Полина Степенская, онколог: «Лейкозы и лимфомы не ушли в отпуск»
Полина Степенская, онколог: «Лейкозы и лимфомы не ушли в отпуск»
Полина Степенская, онкогематолог, заведующая отделением трансплантации костного мозга и иммунотерапии Университетской клиники Hadassah (Иерусалим, Израиль), входит в список лучших врачей Израиля по версии журнала Forbes, а также стала обладателем премии «Человек года» в Израиле.

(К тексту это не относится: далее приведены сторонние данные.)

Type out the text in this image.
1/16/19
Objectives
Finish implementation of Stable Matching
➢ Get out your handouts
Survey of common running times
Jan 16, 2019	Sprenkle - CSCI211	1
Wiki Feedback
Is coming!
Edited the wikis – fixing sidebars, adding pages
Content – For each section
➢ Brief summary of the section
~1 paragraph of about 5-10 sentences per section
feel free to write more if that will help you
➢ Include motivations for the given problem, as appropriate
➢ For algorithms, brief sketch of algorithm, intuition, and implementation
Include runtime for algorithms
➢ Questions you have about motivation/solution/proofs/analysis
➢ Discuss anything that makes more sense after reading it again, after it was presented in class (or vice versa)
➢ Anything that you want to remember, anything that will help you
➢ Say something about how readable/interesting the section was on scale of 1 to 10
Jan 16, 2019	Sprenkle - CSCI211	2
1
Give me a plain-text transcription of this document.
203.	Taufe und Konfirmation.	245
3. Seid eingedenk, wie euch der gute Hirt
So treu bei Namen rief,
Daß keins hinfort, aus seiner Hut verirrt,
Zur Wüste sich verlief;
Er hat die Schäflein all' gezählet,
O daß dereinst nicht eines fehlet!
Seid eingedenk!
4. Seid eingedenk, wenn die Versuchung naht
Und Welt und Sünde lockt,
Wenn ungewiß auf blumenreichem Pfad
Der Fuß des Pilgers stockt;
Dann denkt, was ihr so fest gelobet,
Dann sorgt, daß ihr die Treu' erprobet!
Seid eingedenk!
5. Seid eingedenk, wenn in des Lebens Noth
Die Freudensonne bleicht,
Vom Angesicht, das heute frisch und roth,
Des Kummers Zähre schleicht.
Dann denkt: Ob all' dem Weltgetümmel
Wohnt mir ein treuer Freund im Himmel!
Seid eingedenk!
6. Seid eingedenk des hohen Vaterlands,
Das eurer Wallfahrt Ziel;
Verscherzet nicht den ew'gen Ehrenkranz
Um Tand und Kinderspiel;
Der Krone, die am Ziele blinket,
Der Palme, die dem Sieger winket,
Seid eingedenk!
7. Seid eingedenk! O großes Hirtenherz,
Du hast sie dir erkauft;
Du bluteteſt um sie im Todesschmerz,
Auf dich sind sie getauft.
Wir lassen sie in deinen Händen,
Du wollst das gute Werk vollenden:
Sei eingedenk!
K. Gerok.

Она является заведующей отделения трансплантации костного мозга и иммунотерапии в Hadassah. Под её руководством проведено более 3,5 тысяч операций по пересадке костного мозга для лечения как онкозаболеваний, так и редких генетических патологий. Ее хорошо знают и в нашей стране, так как она помогла многим российским детям – причем в таких ситуациях и при таких диагнозах, при которых им отказывали везде. Профессор Полина Степенская также активно занимается научными исследованиями. Она является автором и соавтором более 100 научных работ, посвященных разным аспектам гематоонкологии и пересадки костного мозга. Статьи профессора Степенской выходят в Blood, Journal of Allergy and Clinical Immunology, Lancet, Nature, Journal of Pediatrics, Journal of Clinical Immunology, Journal of Experimental Medicine. За исследования в области иммунологии она получила премию Европейского иммунологического общества, многочисленные Израильские и международные призы и гранты. Мы поговорили с Полиной Степенской о том, как изменилась работа отделения трансплантологии в эпоху пандемии.

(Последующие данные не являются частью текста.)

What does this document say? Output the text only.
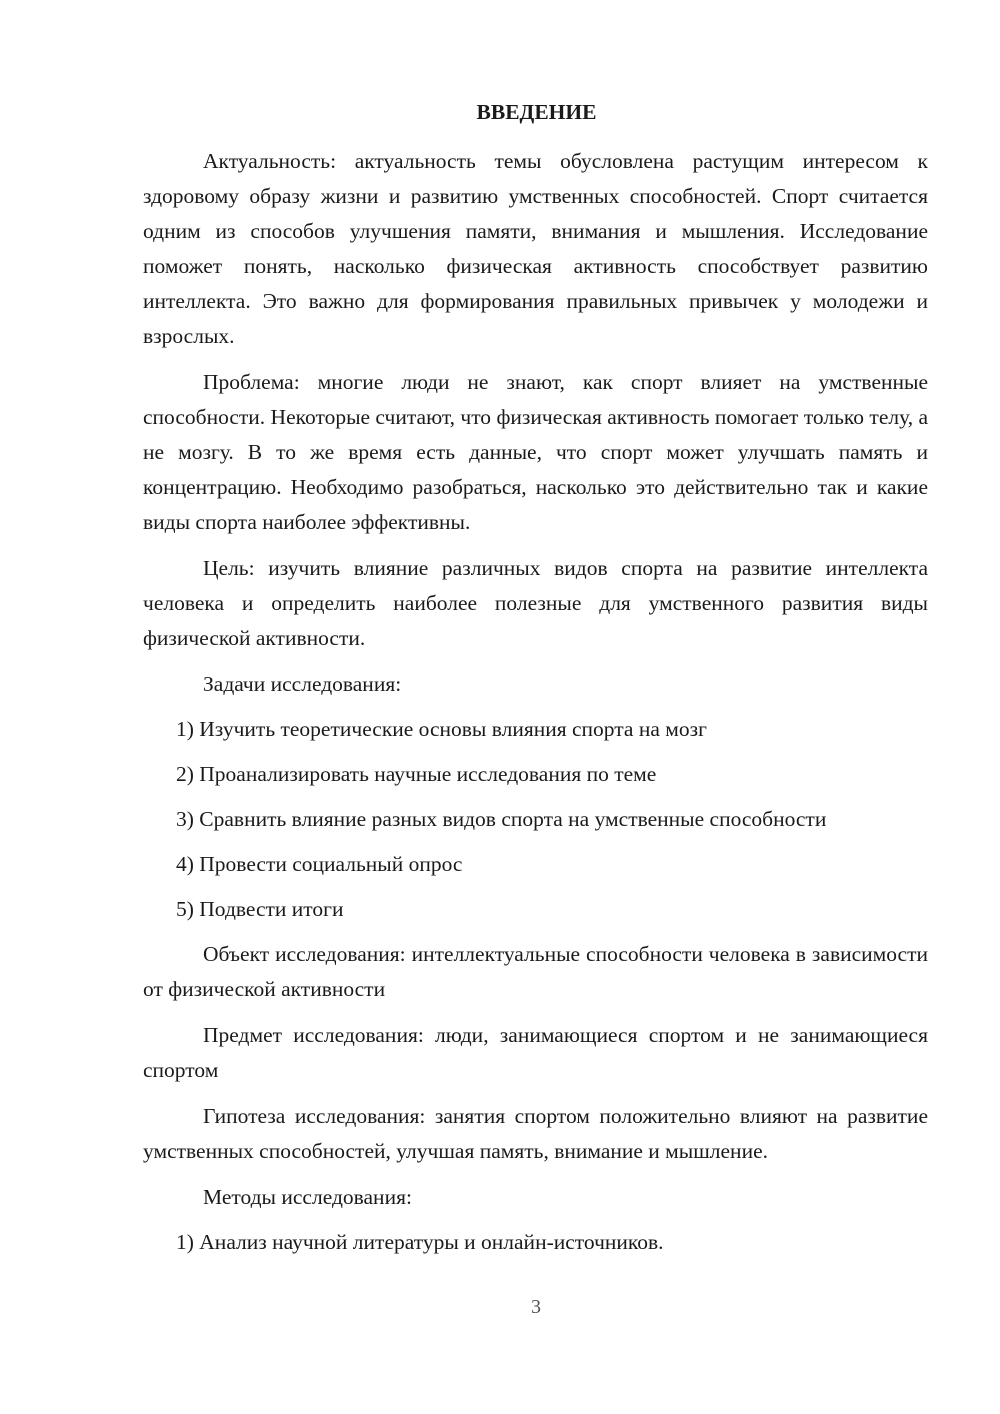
ВВЕДЕНИЕ

Актуальность: актуальность темы обусловлена растущим интересом к здоровому образу жизни и развитию умственных способностей. Спорт считается одним из способов улучшения памяти, внимания и мышления. Исследование поможет понять, насколько физическая активность способствует развитию интеллекта. Это важно для формирования правильных привычек у молодежи и взрослых.

Проблема: многие люди не знают, как спорт влияет на умственные способности. Некоторые считают, что физическая активность помогает только телу, а не мозгу. В то же время есть данные, что спорт может улучшать память и концентрацию. Необходимо разобраться, насколько это действительно так и какие виды спорта наиболее эффективны.

Цель: изучить влияние различных видов спорта на развитие интеллекта человека и определить наиболее полезные для умственного развития виды физической активности.

Задачи исследования:

1) Изучить теоретические основы влияния спорта на мозг
2) Проанализировать научные исследования по теме
3) Сравнить влияние разных видов спорта на умственные способности
4) Провести социальный опрос
5) Подвести итоги

Объект исследования: интеллектуальные способности человека в зависимости от физической активности

Предмет исследования: люди, занимающиеся спортом и не занимающиеся спортом

Гипотеза исследования: занятия спортом положительно влияют на развитие умственных способностей, улучшая память, внимание и мышление.

Методы исследования:

1) Анализ научной литературы и онлайн-источников.
3
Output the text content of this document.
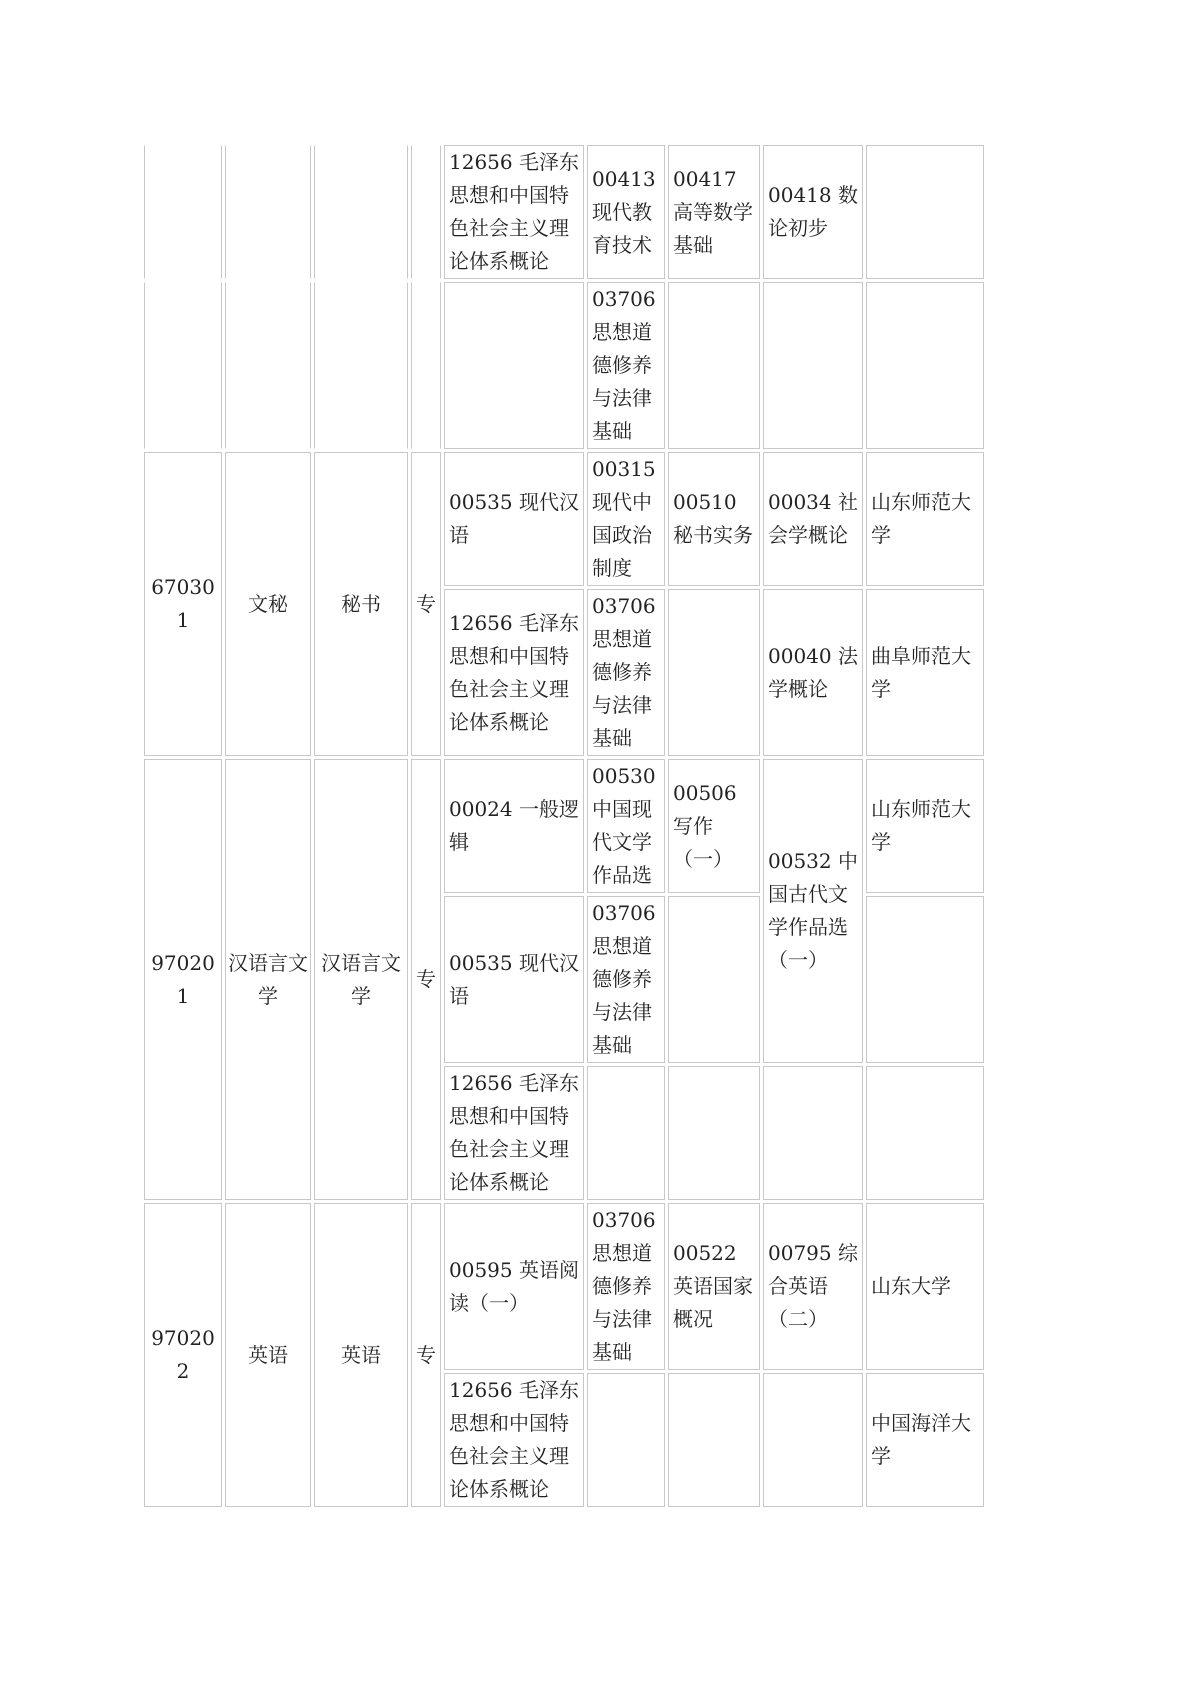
				12656 毛泽东思想和中国特色社会主义理论体系概论	00413 现代教育技术	00417 高等数学基础	00418 数论初步	
					03706 思想道德修养与法律基础			
670301	文秘	秘书	专	00535 现代汉语	00315 现代中国政治制度	00510 秘书实务	00034 社会学概论	山东师范大学
				12656 毛泽东思想和中国特色社会主义理论体系概论	03706 思想道德修养与法律基础		00040 法学概论	曲阜师范大学
970201	汉语言文学	汉语言文学	专	00024 一般逻辑	00530 中国现代文学作品选	00506 写作（一）	00532 中国古代文学作品选（一）	山东师范大学
				00535 现代汉语	03706 思想道德修养与法律基础			
				12656 毛泽东思想和中国特色社会主义理论体系概论				
970202	英语	英语	专	00595 英语阅读（一）	03706 思想道德修养与法律基础	00522 英语国家概况	00795 综合英语（二）	山东大学
				12656 毛泽东思想和中国特色社会主义理论体系概论				中国海洋大学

Полина Степенская занимается сложнейшими детскими заболеваниями, например, остеопетроз. Ее пациенты – дети и их родители, которые чаще всего прямо с рождения ведут непростую жизнь, с массой ограничений. Как правило, речь идет об очень редких заболеваниях, поэтому эти семьи обошли множество врачей, которые не смогли им помочь, и даже поставить верный диагноз.

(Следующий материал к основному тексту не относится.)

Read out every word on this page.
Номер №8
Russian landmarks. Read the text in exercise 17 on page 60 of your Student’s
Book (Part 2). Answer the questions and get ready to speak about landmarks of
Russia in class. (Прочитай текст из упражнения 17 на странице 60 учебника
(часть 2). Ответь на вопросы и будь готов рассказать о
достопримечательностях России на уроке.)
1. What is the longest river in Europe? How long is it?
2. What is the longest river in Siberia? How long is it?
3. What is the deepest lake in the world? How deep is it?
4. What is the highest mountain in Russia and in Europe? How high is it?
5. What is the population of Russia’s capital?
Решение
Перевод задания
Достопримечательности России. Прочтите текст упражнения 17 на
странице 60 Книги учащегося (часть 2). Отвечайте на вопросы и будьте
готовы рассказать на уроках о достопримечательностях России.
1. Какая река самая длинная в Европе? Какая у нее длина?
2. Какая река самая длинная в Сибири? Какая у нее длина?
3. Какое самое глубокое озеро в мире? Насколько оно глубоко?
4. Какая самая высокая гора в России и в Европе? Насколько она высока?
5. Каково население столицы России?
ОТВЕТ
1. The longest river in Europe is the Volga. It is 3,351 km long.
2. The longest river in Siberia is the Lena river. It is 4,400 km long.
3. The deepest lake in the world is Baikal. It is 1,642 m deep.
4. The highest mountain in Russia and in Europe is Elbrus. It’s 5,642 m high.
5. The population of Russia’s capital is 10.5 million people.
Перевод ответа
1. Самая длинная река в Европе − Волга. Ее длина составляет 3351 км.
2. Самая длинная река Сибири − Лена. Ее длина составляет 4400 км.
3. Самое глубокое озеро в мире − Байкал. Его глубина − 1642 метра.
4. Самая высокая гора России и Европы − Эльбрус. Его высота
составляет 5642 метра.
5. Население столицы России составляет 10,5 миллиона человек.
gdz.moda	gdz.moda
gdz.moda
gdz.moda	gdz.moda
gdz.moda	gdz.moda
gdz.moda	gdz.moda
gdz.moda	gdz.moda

Полина, вы всемирно известный специалист по лечению редких, орфанных заболеваний, расскажите, пациенты с какими проблемами обращаются к вам?
Я занимаюсь врожденными генетическими заболеваниями, заболеваниями иммунной системы, например, лейкозами… Активно делаю пересадки детей, например, с остеопетрозом, это очень редкое заболевание. И мы – единственные, кто занимаемся им. Причем мы сами разработали протокол лечения, и у нас 100% выживаемость.
Какие передовые технологии, методики вы применяете в Hadassah?
Все, что есть самое передовое в мире, есть и у нас. Я занимаюсь генетическими заболеваниями, иммунологией, и много времени посвящаю науке. В этом плане вектор моих интересов – персонализированная СAR-T-клеточная терапия, Chimeric antigen receptor T-cell. Как она работает? Из крови пациента берутся лимфоциты и изолируются сначала посредством лейкофереза. В лаборатории их снабжают химерным антигенным рецептором, который облегчает распознавание Т-киллерами антигена CD19 на поверхности В-лимфоцитов. Лимфоциты модифицируют при помощи генной инженерии и затем отдельно вводятся пациенту в кровь. Там модифицированный лимфоцит встречается с опухолевыми клетками, это взаимодействие активирует Т-клетки, которые убивают опухоль. Направление очень перспективное, потому что пациент после пересадки костного мозга – это химера, то есть он не поменялся (тело, кожа, легкие остались теми же), но его иммунная система – это уже не он, это система донора. Когда изменения происходят на клеточном уровне, как в случае с CAR-T, то сама пересадка оказывается эффективнее.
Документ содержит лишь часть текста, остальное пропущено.